Tutorial

Build an AI Agent to Automate Document Analysis with GenAI

Build an AI Agent to Automate Document Analysis with GenAI

Introduction

In today’s SaaS ecosystem, companies are routinely asked to complete detailed security and compliance questionnaires as part of due diligence processes during procurement, vendor onboarding, or partnership evaluations.

These questionnaires are often lengthy, repetitive, and time-sensitive—making them a bottleneck for both technical and compliance teams. This process typically consumes time ranging from a few days to a week to complete them all, depending on the complexity of the questions, the company’s security posture, and the level of documentation required, as per a research done by Vanta. The manual effort leads to delayed sales cycles, inconsistent responses across questionnaires, and pulls valuable technical resources away from core development work.

Who Needs This Solution?

This AI-powered solution is particularly valuable for:

  • SaaS companies undergoing rapid growth and frequent security reviews.
  • Compliance and security teams overwhelmed by repetitive questionnaires.
  • Sales and business development teams seeking to accelerate deal closures.
  • Startups with limited resources who can’t afford dedicated compliance staff.

Benefits of AI-Powered Questionnaire Automation

  • Time Efficiency: Reduce response time from days to hours.
  • Consistency: Ensure uniform answers across all questionnaires.
  • Resource Optimization: Free up technical staff for core development.
  • Scalability: Handle increasing questionnaire volume without adding headcount.
  • Accuracy: Leverage your actual documentation for evidence-based responses.

In this tutorial, you will build an AI-powered application that leverages Retrieval-Augmented Generation (RAG) to automatically read and understand a company’s publicly available legal, privacy, and security documents, and use them to generate accurate responses to security questionnaires. This solution can reduce response time by up to 80%, ensure consistency across all submissions, and free up technical teams to focus on product development rather than administrative tasks.

Prerequisites

Before proceeding with the demo, make sure you have the following:

Step-by-Step Guide to Building an AI-Powered Security Questionnaire App

This tutorial covers how to:

  1. Create a GenAI Agent using DigitalOcean’s platform.

  2. Configure a private endpoint for secure API access.

  3. Build a Streamlit + Python app that processes Excel files with security questions.

  4. Deploy the app on DigitalOcean’s App Platform.

Why is an AI Agent needed for Security Questionnaire Automation?

Let’s be honest—no one enjoys digging through legal and compliance docs.

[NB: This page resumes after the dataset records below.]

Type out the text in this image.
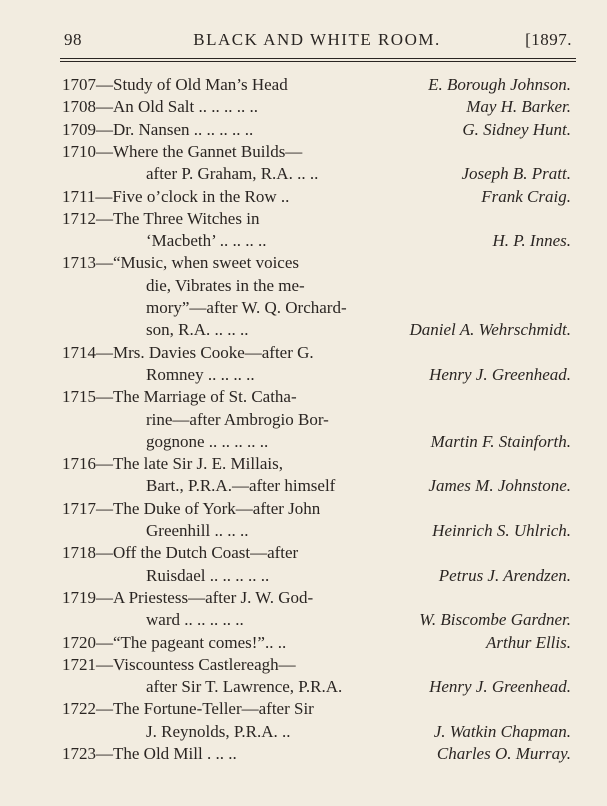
98	BLACK AND WHITE ROOM.	[1897.
1707—Study of Old Man’s Head	E. Borough Johnson.
1708—An Old Salt .. .. .. .. ..	May H. Barker.
1709—Dr. Nansen .. .. .. .. ..	G. Sidney Hunt.
1710—Where the Gannet Builds—
after P. Graham, R.A. .. ..	Joseph B. Pratt.
1711—Five o’clock in the Row ..	Frank Craig.
1712—The Three Witches in
‘Macbeth’ .. .. .. ..	H. P. Innes.
1713—“Music, when sweet voices
die, Vibrates in the me-
mory”—after W. Q. Orchard-
son, R.A. .. .. ..	Daniel A. Wehrschmidt.
1714—Mrs. Davies Cooke—after G.
Romney .. .. .. ..	Henry J. Greenhead.
1715—The Marriage of St. Catha-
rine—after Ambrogio Bor-
gognone .. .. .. .. ..	Martin F. Stainforth.
1716—The late Sir J. E. Millais,
Bart., P.R.A.—after himself	James M. Johnstone.
1717—The Duke of York—after John
Greenhill .. .. ..	Heinrich S. Uhlrich.
1718—Off the Dutch Coast—after
Ruisdael .. .. .. .. ..	Petrus J. Arendzen.
1719—A Priestess—after J. W. God-
ward .. .. .. .. ..	W. Biscombe Gardner.
1720—“The pageant comes!”.. ..	Arthur Ellis.
1721—Viscountess Castlereagh—
after Sir T. Lawrence, P.R.A.	Henry J. Greenhead.
1722—The Fortune-Teller—after Sir
J. Reynolds, P.R.A. ..	J. Watkin Chapman.
1723—The Old Mill . .. ..	Charles O. Murray.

An AI agent is needed to intelligently understand complex security questions, retrieve relevant information from dense legal documents, and generate accurate, context-aware responses—saving time and reducing human error.

Security questionnaires often contain hundreds of questions across various domains like data protection, access controls, network security, and compliance frameworks such as:

  • GDPR (General Data Protection Regulation): The European Union’s comprehensive data privacy law that governs how organizations must handle personal data of EU citizens.
  • HIPAA (Health Insurance Portability and Accountability Act): U.S. legislation that provides data privacy and security provisions for safeguarding medical information.
  • SOC 2 (Service Organization Control 2): An auditing procedure ensuring service providers securely manage customer data based on five trust principles: security, availability, processing integrity, confidentiality, and privacy.
  • ISO 27001: An international standard for information security management systems (ISMS) that provides a systematic approach to managing sensitive company information.
  • NIST (National Institute of Standards and Technology): A framework of cybersecurity guidelines for organizations to better manage and reduce cybersecurity risk.
  • DPDP (Digital Personal Data Protection Act): India’s comprehensive data protection law that establishes guidelines for the processing of digital personal data, ensuring privacy and security of Indian citizens’ information.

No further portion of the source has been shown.